Czisny among leaders after short programs
Roman, Wong also win their sessions on Day 2 at U.S. collegiates
|Alissa Czisny won the ladies gold in dominating fashion. (Mitchell Shipwash)|
Fourteen junior ladies from 14 different colleges entered the event, many who will begin their freshman year within the next few weeks. Lindsey Roman, who will begin studying business at the University of Iowa on her 18th birthday, Aug. 18, set herself apart from the group, easily capturing the lead with a solid and clean program to Turandot. In a sparkling pink dress, she opened her program with a solid double flip-double toe combination and went on to land a nice double Axel and double Lutz, earning a total score of 42.08.
"I really wanted to skate my best, as well as I've been training," said Roman. "I was really happy to do that and enjoy my program."
Roman's nearest competitor, Erica Ransford, from Monroe County Community College, finished second with 33.10 points. Lexi Ibanez, a freshman at UCLA, sits in third place with 31.48.
"I did well overall," said Ibanez. "There's always room for improvement, and tomorrow I'm hoping to skate my best and land a couple triple jumps."
The senior men were up next, and Jason Wong, who skated first, didn't waste any time putting out his toughest elements. He opened his program with a solid triple Axel, collecting 9.20 points almost immediately -- 8.20 for the jump and an additional point for a string of +1 Grades of Execution (GOE). He struggled with the next jump, which was supposed to be his combination. Wong took a little too long on the entry edge and ended up running out of ice on the landing, hitting the wall and forcing him to single the toe loop.
"My program was pretty good," said Wong. "I was really excited I landed the triple Axel. It was so great to hit it in the short program. But, it is the Lutz that has been giving me problems. I was trying to be patient and wait on the take-off, and I waited a little too long."
Wong, who will begin his third year at Emmanual College near Fenway Park in Boston, has wanted to do this event for a few years but was injured in 2006 and took last year off from skating. He was excited to finally be able to participate.
"I feel like the U.S. Collegiate Championships is one of the best opportunities available for skaters like myself. Many of my competitors from when I was younger have fizzled out, and I now train with younger skaters. Being here feels really good. I love being able to compete with skaters my own age and feel good about it. It is really fun, and after taking last year off, I'm learning how to compete again." Wong leads the short program with 56.28 points.
Not far behind, with 53.36 points, is Michael Peters, who graduated from the University of Illinois at Urbana-Champaign this spring. Peters, skating to the motion picture soundtrack 300, put out a strong performance, landing a solid triple Lutz-triple toe combination right off the bat. He went on to complete a solid double Axel but doubled an intended triple flip.
"I was pleasantly surprised with my skate," said Peters. "I haven't been training the way I should for this event, and I am realistic with my expectations." Peters, who has found only about five hours per week to train since graduating in May, has good reason. "I'm interning at a hospital about 35 hours per week, so it is definitely hard to find solid training time," explained Peters, who is hoping to be accepted to the University of Chicago Medical School in the fall.
Jonathan Cassar, from Oakland University, sits in third place, less than a point behind with 52.53 points. Cassar earned the highest program component marks for the evening.

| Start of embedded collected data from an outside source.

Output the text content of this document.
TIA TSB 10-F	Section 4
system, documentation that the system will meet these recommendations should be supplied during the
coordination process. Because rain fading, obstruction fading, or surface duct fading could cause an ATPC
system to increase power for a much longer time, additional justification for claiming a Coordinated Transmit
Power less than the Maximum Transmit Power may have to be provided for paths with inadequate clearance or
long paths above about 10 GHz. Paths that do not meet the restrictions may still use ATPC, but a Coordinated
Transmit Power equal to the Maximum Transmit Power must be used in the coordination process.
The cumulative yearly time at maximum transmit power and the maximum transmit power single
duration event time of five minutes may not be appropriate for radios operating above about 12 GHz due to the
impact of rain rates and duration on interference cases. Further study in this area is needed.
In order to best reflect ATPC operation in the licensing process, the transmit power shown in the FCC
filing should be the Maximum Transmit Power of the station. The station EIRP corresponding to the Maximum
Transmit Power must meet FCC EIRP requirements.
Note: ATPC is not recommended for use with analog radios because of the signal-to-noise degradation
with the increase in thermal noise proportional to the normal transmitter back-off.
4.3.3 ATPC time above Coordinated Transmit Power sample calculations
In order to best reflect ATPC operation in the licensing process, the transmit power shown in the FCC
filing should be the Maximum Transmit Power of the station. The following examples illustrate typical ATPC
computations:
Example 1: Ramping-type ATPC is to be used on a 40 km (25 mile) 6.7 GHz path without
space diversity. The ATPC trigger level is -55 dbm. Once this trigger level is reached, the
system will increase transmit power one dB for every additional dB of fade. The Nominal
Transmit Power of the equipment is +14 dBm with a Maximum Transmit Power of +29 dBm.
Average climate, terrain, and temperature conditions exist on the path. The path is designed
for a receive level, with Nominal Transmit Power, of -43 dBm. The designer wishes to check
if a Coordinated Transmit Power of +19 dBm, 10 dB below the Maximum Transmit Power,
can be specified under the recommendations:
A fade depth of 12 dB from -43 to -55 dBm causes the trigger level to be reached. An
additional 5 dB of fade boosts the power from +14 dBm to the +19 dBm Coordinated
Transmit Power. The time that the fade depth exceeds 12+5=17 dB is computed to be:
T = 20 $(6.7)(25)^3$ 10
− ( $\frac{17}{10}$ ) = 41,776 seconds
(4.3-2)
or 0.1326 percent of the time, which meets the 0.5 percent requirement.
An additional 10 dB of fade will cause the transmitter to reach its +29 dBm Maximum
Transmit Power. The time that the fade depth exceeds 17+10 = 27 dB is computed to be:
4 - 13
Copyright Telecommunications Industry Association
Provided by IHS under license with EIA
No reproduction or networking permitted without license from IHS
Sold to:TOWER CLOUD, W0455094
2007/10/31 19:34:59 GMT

With less than 10 points separating all five senior men, the free skate and title of U.S. collegiate champion is still anyone's game.
If the senior men wowed the audience and judges with the power and strength of their jumps, the senior ladies dazzled them with their grace, poise and polish. As in the qualifying round, Alissa Czisny finished a comfortable distance from her nearest competitors, leaving them to battle it out for second. Czisny choose a lovely rendition of "The Swan" from "Carnival of Animals" for her short program. The style of music clearly fit her skating style.
"It was the same music I skated to last year," explained Czisny, "I found it when I went to work with Lori Nichol for choreography. We had listened to several pieces, and I have always liked that music, and I really loved that rendition."
Czisny did struggle early on, missing her opening triple Lutz. The jump was downgraded because she stepped out of it. She did recover quickly and immediately followed it with a well executed triple flip-double toe. The program was highlighted by the final two spins, a combination spin followed by a layback spin. Each earned a Level 4, in addition to receiving all +2 or +3 GOEs.
Abigail Legg, also a winner of her qualifying round, just edged out Amy Nunn, 44.76 to 44.35, to take second in the short program. In a soft pink dress, Legg skated to a piece of music that was an original composition titled "A Smile That Lights My Heart." Legg opened her program with a triple loop and went on to land a triple Salchow-double toe and a solid double Axel.
"The program was really relaxing," said Legg. "My favorite part was the spirals. I had fun in that moment in the program and really enjoyed them. It also didn't hurt that the jumps were over!" Legg earned a Level 3 for her spiral sequence. "Tomorrow, I really want to stay committed, do a nice program and fight for everything."